I think that one of the main issues with stack machines is that the order of instructions in the original instruction stream is constrained by the instruction format - you can't as easy software schedule instructions (harder to express "I have all the information required to load that value from memory around now, I'll start it now because it might take a while").
Now any high performance stack machine is likely to decompose stack code to register renaming and micro-ops so some of that stuff is going to happen anyway (as it would in a register machine) and some stack ops (like dup) are going to disappear into the renamer (but then a compiler would do that as a CSE on a register machine)

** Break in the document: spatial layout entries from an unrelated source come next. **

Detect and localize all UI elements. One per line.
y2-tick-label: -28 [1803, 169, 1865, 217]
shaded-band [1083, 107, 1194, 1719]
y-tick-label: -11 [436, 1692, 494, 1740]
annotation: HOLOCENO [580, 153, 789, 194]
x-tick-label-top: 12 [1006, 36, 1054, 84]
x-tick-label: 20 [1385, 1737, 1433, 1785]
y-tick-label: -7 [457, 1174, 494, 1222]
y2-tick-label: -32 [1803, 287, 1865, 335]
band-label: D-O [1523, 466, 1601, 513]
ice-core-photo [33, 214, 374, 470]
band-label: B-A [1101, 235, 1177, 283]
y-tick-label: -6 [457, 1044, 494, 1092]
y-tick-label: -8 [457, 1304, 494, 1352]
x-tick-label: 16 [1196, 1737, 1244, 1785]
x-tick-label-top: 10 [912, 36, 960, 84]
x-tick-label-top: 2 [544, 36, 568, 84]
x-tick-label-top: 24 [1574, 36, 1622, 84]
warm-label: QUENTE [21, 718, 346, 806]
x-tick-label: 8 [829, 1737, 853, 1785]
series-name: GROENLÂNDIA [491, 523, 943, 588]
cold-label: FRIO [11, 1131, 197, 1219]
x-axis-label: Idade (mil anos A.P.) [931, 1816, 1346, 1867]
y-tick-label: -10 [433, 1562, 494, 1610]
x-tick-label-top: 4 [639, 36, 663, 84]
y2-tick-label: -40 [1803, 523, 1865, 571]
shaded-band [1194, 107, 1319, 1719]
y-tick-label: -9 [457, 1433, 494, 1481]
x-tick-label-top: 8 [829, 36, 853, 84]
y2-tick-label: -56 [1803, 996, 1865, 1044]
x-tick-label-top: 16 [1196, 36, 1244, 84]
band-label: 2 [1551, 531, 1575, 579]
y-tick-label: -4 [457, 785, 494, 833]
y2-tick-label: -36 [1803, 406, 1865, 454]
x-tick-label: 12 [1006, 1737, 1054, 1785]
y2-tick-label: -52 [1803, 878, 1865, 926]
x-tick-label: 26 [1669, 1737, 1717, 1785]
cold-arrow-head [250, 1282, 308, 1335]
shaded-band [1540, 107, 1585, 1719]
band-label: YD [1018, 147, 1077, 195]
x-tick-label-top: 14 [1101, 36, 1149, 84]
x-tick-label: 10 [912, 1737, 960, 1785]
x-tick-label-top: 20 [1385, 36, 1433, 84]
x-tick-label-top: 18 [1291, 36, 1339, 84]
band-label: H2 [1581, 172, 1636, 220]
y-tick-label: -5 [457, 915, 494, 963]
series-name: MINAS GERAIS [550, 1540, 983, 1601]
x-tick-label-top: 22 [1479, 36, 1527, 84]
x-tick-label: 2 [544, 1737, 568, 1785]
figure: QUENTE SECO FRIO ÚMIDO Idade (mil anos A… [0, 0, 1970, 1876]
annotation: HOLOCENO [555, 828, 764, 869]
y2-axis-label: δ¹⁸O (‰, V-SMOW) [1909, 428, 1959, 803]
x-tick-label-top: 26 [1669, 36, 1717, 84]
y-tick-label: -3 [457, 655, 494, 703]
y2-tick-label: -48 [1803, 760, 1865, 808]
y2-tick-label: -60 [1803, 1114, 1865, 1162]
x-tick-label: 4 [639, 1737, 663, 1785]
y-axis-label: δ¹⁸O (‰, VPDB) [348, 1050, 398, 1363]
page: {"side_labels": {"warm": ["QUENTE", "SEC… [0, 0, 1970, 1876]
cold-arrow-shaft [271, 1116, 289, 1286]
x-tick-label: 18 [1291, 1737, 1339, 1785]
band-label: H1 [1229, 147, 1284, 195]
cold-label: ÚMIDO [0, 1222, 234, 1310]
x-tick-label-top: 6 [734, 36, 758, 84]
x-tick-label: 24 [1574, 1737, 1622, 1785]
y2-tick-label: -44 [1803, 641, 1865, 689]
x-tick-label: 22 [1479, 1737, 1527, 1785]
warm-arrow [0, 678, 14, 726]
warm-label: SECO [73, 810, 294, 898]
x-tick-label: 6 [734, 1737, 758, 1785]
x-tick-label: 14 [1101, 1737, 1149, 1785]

I'm pretty sure a GA144 can do more additions or ANDs per second than any comparably-sized register-machine microcontroller: IIRC it's about a million transistors (comparable to an 80486, seven AVRs, or nine ARM9TDMIs) and can do about a hundred billion 18-bit additions per second on a few milliwatts. It definitely doesn't decompose stack code to register renaming and micro-ops.
Unfortunately you can't program it either in C or in Verilog, and it doesn't have multipliers, so it hasn't seen significant adoption. But its problem is that it's hard to program, not that its performance is poor.
They definitely have some things in common, but the GA144 doesn't have multipliers, doesn't do SIMT, doesn't do SIMD, doesn't have texture mapping units, and doesn't have any globally accessible RAM or routing, so I don't think it's very close.
No, the problem is that each of the 144 processors in the GA144 has 64 18-bit words of RAM, which are not byte-addressable. Each word holds 3-4 5-bit instructions, so that's 256 machine instructions if you don't use any RAM for data. Even if you had C-friendly features like a stack pointer and stack-pointer-relative addressing modes, 64 words is just not very much memory for a C program.
You might be able to compile a C program to a floorplan of processors passing messages to one another, but it would be similar to writing a SystemC compiler which compiles C to, ultimately, a circuit netlist. The impedance mismatch is severe.